Love doesn’t always have to come from another human being. I have trained my dog, Otis, as a therapy dog. This dog craves love, as he was the only pup in the litter and his Mother was sold when he was just a month old. Here was little Otis abandoned and alone. When we took him in he was troubled. He would suckle on my hand all the time, sleep against the wall (he was in a child’s plastic swimming pool and slept against the side of the pool for comfort), and he would nip us. This I found out was from the breeder attempting to socialize him with other litters. Being foreign to the litter, Otis would be aggressively attacked. To this day, Otis still likes to sleep against something, especially you. He occasionally will attack other dogs when he feels threatened. This obviously goes back to when he was bullied. My son, who has his graduate degree in psychology and works with foster care children told me one day early on that I had “damaged goods” and he’s right. Otis makes an exceptional therapy dog, as he craves the love he never had in his formative months (never take a puppy from its Mom before 8 weeks). Children love him and he craves their attention. I have seen as many as 14 kids patting and hugging him at one time.
I have taken him to lock-up facilities for “at risk” delinquents.
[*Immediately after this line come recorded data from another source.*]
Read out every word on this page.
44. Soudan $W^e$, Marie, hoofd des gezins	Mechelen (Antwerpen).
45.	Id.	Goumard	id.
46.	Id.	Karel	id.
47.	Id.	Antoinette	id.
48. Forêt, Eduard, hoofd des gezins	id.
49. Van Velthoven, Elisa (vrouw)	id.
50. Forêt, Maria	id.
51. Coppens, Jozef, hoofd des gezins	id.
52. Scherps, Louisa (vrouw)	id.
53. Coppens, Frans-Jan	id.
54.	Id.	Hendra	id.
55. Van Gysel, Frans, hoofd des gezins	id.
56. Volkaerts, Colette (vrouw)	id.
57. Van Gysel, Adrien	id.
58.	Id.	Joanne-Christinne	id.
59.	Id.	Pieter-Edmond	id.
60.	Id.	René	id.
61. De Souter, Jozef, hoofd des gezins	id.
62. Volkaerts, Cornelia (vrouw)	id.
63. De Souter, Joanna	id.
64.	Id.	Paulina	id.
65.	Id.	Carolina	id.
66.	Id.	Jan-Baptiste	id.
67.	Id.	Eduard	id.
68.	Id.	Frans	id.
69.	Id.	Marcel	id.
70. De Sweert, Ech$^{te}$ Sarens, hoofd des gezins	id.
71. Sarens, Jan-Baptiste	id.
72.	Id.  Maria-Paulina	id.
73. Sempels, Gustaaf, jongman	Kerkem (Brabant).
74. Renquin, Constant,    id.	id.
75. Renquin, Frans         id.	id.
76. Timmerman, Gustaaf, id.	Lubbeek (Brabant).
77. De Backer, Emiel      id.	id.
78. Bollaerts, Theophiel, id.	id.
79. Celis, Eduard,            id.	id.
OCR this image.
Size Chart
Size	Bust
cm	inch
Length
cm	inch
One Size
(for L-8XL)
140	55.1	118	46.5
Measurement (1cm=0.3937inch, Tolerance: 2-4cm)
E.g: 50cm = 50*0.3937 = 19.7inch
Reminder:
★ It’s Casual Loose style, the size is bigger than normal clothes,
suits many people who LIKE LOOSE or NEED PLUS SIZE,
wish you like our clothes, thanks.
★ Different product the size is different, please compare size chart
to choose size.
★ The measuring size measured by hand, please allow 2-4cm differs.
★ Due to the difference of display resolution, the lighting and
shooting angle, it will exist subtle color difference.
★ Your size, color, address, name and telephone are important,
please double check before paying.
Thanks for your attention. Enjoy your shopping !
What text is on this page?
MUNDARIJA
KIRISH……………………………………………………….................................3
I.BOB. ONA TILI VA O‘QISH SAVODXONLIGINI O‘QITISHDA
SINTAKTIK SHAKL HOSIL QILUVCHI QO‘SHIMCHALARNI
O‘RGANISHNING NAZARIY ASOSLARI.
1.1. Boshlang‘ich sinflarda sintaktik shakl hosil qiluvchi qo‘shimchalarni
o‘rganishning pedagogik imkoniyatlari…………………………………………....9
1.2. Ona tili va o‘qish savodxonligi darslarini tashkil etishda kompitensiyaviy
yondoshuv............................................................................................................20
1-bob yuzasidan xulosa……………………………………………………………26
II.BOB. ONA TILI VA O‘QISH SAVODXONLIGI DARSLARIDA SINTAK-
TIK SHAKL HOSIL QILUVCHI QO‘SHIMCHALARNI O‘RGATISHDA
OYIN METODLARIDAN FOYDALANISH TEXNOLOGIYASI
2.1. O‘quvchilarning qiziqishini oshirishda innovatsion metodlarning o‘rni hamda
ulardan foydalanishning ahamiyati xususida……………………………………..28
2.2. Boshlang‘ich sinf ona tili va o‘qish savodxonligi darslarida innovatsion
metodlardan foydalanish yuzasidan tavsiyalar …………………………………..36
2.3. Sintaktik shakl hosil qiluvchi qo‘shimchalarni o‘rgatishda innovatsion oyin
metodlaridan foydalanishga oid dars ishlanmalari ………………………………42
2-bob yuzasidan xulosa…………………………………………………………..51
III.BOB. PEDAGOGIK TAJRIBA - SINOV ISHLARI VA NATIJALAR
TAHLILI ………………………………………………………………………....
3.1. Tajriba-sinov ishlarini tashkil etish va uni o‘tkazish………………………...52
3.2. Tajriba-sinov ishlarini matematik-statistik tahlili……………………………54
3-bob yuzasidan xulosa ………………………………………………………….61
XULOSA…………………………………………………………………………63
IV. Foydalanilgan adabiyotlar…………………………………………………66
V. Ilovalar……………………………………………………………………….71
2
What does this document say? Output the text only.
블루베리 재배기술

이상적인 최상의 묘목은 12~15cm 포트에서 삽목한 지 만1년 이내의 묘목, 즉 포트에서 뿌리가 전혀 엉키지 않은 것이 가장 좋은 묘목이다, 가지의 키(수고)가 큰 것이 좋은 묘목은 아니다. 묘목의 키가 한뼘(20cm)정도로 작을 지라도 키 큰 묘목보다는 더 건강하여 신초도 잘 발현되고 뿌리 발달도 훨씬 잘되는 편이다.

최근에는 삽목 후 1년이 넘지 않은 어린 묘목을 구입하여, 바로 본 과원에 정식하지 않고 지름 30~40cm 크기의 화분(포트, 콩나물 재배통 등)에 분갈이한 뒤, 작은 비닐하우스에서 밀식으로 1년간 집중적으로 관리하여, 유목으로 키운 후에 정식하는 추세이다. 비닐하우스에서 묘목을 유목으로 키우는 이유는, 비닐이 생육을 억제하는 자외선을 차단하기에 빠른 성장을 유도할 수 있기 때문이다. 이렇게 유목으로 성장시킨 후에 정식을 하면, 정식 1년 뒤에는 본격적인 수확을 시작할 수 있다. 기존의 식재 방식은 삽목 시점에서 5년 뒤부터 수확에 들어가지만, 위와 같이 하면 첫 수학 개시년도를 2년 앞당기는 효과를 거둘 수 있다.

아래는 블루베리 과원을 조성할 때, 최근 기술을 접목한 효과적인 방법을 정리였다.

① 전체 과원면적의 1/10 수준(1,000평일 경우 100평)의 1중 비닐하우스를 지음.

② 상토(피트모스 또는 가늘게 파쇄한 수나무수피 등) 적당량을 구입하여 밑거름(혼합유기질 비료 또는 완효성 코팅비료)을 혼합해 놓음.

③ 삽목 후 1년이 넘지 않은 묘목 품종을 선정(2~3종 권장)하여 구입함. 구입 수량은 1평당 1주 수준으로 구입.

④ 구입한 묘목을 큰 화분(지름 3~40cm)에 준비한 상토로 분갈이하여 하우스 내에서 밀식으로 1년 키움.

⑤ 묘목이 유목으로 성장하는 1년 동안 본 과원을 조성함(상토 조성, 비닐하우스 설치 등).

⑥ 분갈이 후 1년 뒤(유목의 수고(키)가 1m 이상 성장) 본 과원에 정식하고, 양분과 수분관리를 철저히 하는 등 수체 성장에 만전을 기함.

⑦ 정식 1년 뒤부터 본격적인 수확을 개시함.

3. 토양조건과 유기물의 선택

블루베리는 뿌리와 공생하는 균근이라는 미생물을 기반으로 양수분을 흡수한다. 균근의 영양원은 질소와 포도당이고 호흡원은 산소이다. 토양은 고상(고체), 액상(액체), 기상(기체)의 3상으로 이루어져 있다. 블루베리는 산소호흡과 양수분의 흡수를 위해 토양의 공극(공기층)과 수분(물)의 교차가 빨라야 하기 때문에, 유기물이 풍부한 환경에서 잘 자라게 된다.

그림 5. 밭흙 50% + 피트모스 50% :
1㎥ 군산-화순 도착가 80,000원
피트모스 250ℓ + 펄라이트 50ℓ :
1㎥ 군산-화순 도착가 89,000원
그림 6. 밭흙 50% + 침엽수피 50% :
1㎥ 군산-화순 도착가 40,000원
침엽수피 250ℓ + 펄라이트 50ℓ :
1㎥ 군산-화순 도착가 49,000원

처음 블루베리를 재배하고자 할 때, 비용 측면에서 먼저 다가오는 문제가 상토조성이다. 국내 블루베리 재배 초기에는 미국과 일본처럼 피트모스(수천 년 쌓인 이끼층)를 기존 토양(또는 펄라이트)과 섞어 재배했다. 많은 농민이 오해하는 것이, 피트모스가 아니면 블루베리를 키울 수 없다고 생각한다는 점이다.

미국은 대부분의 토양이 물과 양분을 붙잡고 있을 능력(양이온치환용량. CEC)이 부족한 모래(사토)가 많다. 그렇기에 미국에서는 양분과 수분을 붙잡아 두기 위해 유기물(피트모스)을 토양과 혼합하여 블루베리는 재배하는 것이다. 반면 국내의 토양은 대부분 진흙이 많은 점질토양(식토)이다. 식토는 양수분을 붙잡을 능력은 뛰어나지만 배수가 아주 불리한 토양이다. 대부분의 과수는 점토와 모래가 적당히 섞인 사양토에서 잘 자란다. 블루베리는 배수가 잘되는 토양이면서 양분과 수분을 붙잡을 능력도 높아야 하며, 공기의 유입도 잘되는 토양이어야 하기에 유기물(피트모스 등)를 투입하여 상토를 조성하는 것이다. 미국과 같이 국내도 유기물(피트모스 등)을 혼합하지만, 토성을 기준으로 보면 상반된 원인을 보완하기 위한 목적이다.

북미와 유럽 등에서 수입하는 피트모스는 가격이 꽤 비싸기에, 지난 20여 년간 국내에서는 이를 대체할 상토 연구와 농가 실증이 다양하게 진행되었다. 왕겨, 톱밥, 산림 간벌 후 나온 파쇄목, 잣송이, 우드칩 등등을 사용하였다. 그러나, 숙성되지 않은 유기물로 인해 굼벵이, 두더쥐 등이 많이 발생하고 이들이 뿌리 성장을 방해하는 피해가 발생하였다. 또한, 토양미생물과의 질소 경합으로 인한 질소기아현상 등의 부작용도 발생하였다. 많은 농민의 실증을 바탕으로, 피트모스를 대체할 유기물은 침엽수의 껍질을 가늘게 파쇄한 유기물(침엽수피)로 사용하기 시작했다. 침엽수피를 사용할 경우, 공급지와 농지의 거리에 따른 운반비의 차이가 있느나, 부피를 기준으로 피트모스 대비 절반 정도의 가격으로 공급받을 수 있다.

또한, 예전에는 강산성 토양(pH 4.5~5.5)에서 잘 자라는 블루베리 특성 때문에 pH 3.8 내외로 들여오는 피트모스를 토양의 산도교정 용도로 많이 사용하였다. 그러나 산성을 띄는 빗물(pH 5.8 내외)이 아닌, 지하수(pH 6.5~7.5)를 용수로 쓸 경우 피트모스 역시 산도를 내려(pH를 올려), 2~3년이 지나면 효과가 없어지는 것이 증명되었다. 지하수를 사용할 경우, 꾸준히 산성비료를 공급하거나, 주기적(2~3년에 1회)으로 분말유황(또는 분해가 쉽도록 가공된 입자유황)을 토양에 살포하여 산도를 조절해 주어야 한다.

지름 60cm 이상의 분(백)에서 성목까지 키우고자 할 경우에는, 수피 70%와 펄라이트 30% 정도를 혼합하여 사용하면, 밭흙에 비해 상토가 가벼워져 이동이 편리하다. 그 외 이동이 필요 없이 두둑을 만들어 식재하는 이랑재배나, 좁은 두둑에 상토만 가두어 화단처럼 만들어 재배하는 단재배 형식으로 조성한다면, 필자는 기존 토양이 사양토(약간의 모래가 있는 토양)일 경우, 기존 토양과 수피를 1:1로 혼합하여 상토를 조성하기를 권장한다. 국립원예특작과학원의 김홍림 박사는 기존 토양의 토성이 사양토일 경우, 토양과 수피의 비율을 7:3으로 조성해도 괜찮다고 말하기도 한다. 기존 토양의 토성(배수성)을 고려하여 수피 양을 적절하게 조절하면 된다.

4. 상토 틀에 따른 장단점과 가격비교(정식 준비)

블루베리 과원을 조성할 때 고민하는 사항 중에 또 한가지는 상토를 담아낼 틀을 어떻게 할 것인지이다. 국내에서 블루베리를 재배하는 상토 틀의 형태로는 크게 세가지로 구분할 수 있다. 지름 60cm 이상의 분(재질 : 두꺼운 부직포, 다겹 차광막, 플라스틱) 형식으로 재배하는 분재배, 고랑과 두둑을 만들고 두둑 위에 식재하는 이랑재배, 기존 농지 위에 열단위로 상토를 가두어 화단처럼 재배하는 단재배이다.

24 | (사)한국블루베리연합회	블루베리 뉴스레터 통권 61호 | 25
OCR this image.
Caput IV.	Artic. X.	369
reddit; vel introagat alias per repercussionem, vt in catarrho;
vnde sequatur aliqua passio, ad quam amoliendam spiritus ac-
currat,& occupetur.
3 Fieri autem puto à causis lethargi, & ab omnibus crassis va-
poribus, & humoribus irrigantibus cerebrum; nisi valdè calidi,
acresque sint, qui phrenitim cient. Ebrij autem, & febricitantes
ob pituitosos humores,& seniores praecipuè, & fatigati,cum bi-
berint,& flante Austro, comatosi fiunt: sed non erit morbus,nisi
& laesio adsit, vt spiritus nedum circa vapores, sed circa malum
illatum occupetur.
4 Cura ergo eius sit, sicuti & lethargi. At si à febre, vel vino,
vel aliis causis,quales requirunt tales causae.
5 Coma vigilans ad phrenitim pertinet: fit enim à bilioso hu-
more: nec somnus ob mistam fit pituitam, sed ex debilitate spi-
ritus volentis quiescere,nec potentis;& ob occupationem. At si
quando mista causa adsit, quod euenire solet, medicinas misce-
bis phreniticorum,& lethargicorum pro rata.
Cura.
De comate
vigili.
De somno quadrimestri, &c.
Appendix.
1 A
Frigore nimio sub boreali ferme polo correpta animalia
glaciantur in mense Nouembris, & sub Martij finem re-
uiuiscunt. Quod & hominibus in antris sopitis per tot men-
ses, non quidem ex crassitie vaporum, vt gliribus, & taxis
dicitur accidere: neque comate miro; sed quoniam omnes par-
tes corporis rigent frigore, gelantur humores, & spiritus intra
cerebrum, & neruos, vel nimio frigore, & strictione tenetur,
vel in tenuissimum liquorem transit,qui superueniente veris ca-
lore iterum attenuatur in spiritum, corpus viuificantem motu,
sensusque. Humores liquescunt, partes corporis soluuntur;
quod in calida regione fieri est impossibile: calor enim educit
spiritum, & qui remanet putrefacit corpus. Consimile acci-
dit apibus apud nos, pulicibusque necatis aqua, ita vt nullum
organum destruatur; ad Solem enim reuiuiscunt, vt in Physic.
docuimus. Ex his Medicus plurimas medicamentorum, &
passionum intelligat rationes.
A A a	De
These kids can’t even say the word love. “Guys what’s a stronger word for like?” There is no response, but with Otis they begin to open up. Animals have been used with prisoners for a long time to teach empathy, compassion, and love.
Otis and I walk in the woods each and every morning. I have my boots, snowshoes, muck boots, umbrella, etc. We walk in nature undisturbed for over an hour together. It’s our favorite time of day. We hike in the White Mountains in winter, go on canoe trips, and swim out to my raft on the lake together. He’s my buddy. Otis loves me and I love him. He waits for me at the door for my return in the evening and can’t understand why we aren’t playing standing there with a ball in his mouth. It’s time to go out in the yard and have a good time together again.
We all NEED love. When you find it cherish it and never take it for granted. We are a social being and NEED this thing called love to be truly happy. I hope you have found yours and respect it and understand how fragile it can be.